A good way of looking at this is to understand how some solutions have become available in cities within 5 years of conception. Clearly, a solution available in more cities is more likely to be available to me quickly.
It is notable that there is a direct co-relation between the level of local institutional collaboration a solution requires and its ability to scale rapidly. This is not news, but can we as citizens really accept that innovations are only within our reach if they do not require our local governments, business, agencies or regulators to be involved? Can we accept that the evidently most meaningful solution on the above table, the navigation system for the blind, is not going to be available in our cities?
In short, the question of innovation in cities is not just one of change or progress, but raises questions about who innovation is meant to serve and what problem it is meant to solve. And this is where we see a painful divergence between the needs of communities (meaning) and those solutions that the marketplace today is able to deliver at scale.
How can we sustain meaningful innovation in cities?
We formed Citymart 5 years ago to deliver such meaningful innovation in our cities, by transforming the way cities solve problems. Working with 58 global cities on solving more than 100 problems we have learned the importance of involving and supporting the institutions and services that have traditionally proven to be harder to change.
Cities can take leadership and sustain meaningful innovation when they collaborate to create opportunities for change.
Firstly and foremost, we need to revisit some of our assumptions as a society as to who does what. In our fast changing world we cannot expect anyone to just fix things for us or that size alone is the answer. Each and every member of our community - citizen, business or organization - has to be empowered to participate in solving problems. Unless change is a collaborative effort of tackle problems, we are not able to make innovation meaningful in our cities.
Secondly, it requires institutions like city governments to make problem-solving their primary business.

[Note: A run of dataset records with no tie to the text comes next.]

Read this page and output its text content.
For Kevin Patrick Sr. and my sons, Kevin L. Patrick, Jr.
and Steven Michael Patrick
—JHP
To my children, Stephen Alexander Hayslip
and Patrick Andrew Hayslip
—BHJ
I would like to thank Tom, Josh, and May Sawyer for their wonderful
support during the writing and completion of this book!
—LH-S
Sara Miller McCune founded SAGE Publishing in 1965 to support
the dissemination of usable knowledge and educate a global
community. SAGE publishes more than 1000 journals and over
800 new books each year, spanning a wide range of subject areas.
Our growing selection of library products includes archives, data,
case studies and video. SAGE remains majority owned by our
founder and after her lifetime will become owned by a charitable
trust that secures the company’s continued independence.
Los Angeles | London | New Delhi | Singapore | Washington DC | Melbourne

Sounds obvious, but in a survey of 50 global cities in 2012 we found that none had an explicit mission or method to solve problems and that 80% responded that they only trust solutions from companies they already know. This is why programs like Sheffield Smart Lab or Breakthru Long Beach are important in formally providing a path to tackle problems in the city, and breaking down the barrier of trust with start-ups that have the innovations that can make a noticeable difference.
Thirdly, measuring progress will sustain innovation. Unless we size-up our problems, we will not be able to measure the economic opportunity of solving them or creating the appropriate reward system. What value do we place on achieving our environmental goals, what value does the integration of a disabled person in the workplace have? Too many times we simply celebrate that something new is happening, rather than tracking the progress we make in accomplishing the goals we set out to achieve, to then immediately look to innovation to take us forward.
Yes, it is beginning to happen.
The good news is, many cities are already doing this. Global cities like New York City, San Francisco, Philadelphia and Barcelona that are transforming the way they solve problems, involving citizens and entrepreneurs alike. In the process, they are turning complex systems like adult social care or urban lighting, or processes like government procurement on their head to more immediately serve their mission of improving the lives of their citizens.
Cities are supported in this transition by a growing eco-system of organizations like the 100 Resilient Cities Initiative pioneered by the Rockefeller Foundation and What Works and other government innovation programs by Bloomberg Philanthropies help drive the systemic and institutional change toward a more intentional and explicit agenda and marketplace for change. Building the new practices, measuring progress and using evidence as the basis for shared learning are the underpinnings tackling the risks of meaningful innovation falling behind in today's marketplace.